Thomas Piketty dénonce l’hypocrisie de l’Allemagne envers la Grèce
Thomas Piketty trouve que l’Allemagne se comporte de manière hypocrite envers la Grèce. Il rappelle que l’Allemagne est le pays qui n’a jamais payé ses dettes. Pour sortir de l’ornière, il propose une conférence européenne sur la dette.
Thomas Pikkety est devenu l’un des économistes les plus influents du moment suite à la sortie de son analyse historique des inégalités : Le Capital au XXIe siècle. Dans une interview dans le journal Allemand Die Zeit, Piketty charge le gouvernement allemand. Il rappelle que les Allemands ont bénéficié en 1953 de l’annulation de leur dette extérieure pour pouvoir se reconstruire.
Une blague
L’Allemagne ne doit sa forte position économique, d’aujourd’hui qu’à la mansuétude des alliés après la Seconde Guerre mondiale dit-il. L’un des pays qui a signé l’annulation de la dette était… la Grèce. « Lorsque j’entends des Allemands dire qu’une dette doit à tout prix être acquittée, je me dis que c’est une blague. Car l’Allemagne est le pays qui n’a jamais remboursé ses dettes. Ils ont dès lors beau jeu de faire la leçon aux autres. »
Piketty prévient que ne pas « pardonner » à la Grèce pourrait avoir des conséquences sur plusieurs générations. On ne peut demander aux nouvelles générations de payer durant des décennies les erreurs de leurs parents. Il admet que les Grecs ont fait sans le moindre doute de grosses erreurs. « Jusqu’en 2009, le gouvernement grec falsifiait les comptes. Mais la jeune génération n’est pas responsable de ces fautes. Pas plus que ne l’était la jeunesse allemande dans les années 1950 et 60. On doit pouvoir regarder vers le futur. »
L’idée européenne
« L’Europe a été fondée sur le pardon de la dette et l’investissement dans le futur. Pas sur l’idée d’une pénitence infinie. Nous devons nous souvenir de cela. » précise Piketty. « Les conservateurs allemands risquent de détruire l’Europe et l’idée européenne » Piketty propose une conférence européenne sur la dette comme de celle qui prit place après la Deuxième Guerre mondiale. « Une restructuration des dettes grecques, mais aussi d’autres États de l’Union, est inévitable. » Et de conclure que « ceux qui veulent chasser la Grèce de l’Eurozone finiront dans les poubelles de l’histoire ».
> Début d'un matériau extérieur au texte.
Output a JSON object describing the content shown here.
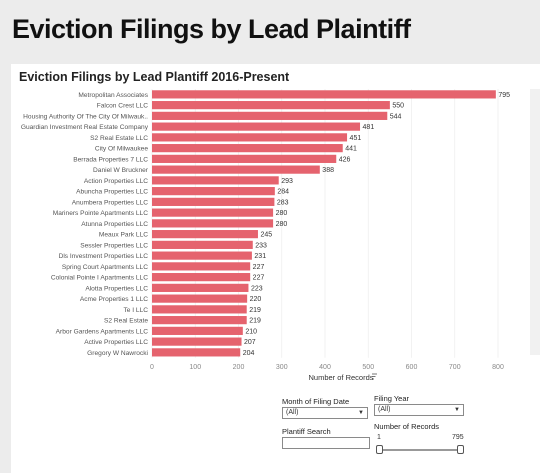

Lettre ouverte à Angela Merkel
L’Allemagne doit « rectifier le tir » en renonçant aux politiques d’austérité en Grèce et en consentant un « important » effacement de la dette du pays, affirme mardi un collectif d’économistes, dont fait partie le Français Thomas Piketty.
« Nous exhortons la chancelière (Angela) Merkel et la troïka (des créanciers du pays) à penser à rectifier le tir, afin d’éviter un nouveau désastre et de permettre à la Grèce de rester dans la zone euro », indique la missive signée par cinq économistes et adressée à la dirigeante allemande.
Deux jours après le rejet par référendum des propositions des créanciers (FMI, UE, BCE), la Grèce n’avait mardi toujours pas présenté de plan de réformes pour éviter une sortie de la zone euro, que la Commission européenne admet ne plus exclure.
« A l’heure actuelle, le gouvernement grec est sommé de mettre un pistolet sur sa tempe et d’appuyer sur la gâchette », indique la lettre ouverte publiée par le magazine américain The Nation sur son site internet.
« Malheureusement, la balle ne tuera pas simplement le futur de la Grèce en Europe. La victime collatérale sera la zone euro en tant que havre d’espoir, de démocratie et de prospérité », ajoute leur courrier.
Selon ces économistes, l’Europe a été fondée après-guerre sur l’idée du « pardon » dont l’Allemagne a elle-même profité en bénéficiant d’un effacement de dette massif en 1953, et qu’elle doit perpétuer aujourd’hui. « Nous devons restructurer et réduire la dette grecque, donner à l’économie un peu d’air pour qu’elle se rétablisse, et permettre à la Grèce de rembourser une dette moins lourde sur une plus longue période de temps », assurent les signataires.
Athènes, soutenue indirectement par le FMI, réclame un allègement de sa faramineuse dette dont les Européens, Allemagne en tête, ne veulent pour l’instant pas entendre parler.
« Il est aujourd’hui temps de repenser, de façon humaine, le programme d’austérité punitif et infructueux des récentes années et accepter une réduction importante de la dette de la Grèce en relation avec des réformes tant attendues » dans le pays, assure le collectif.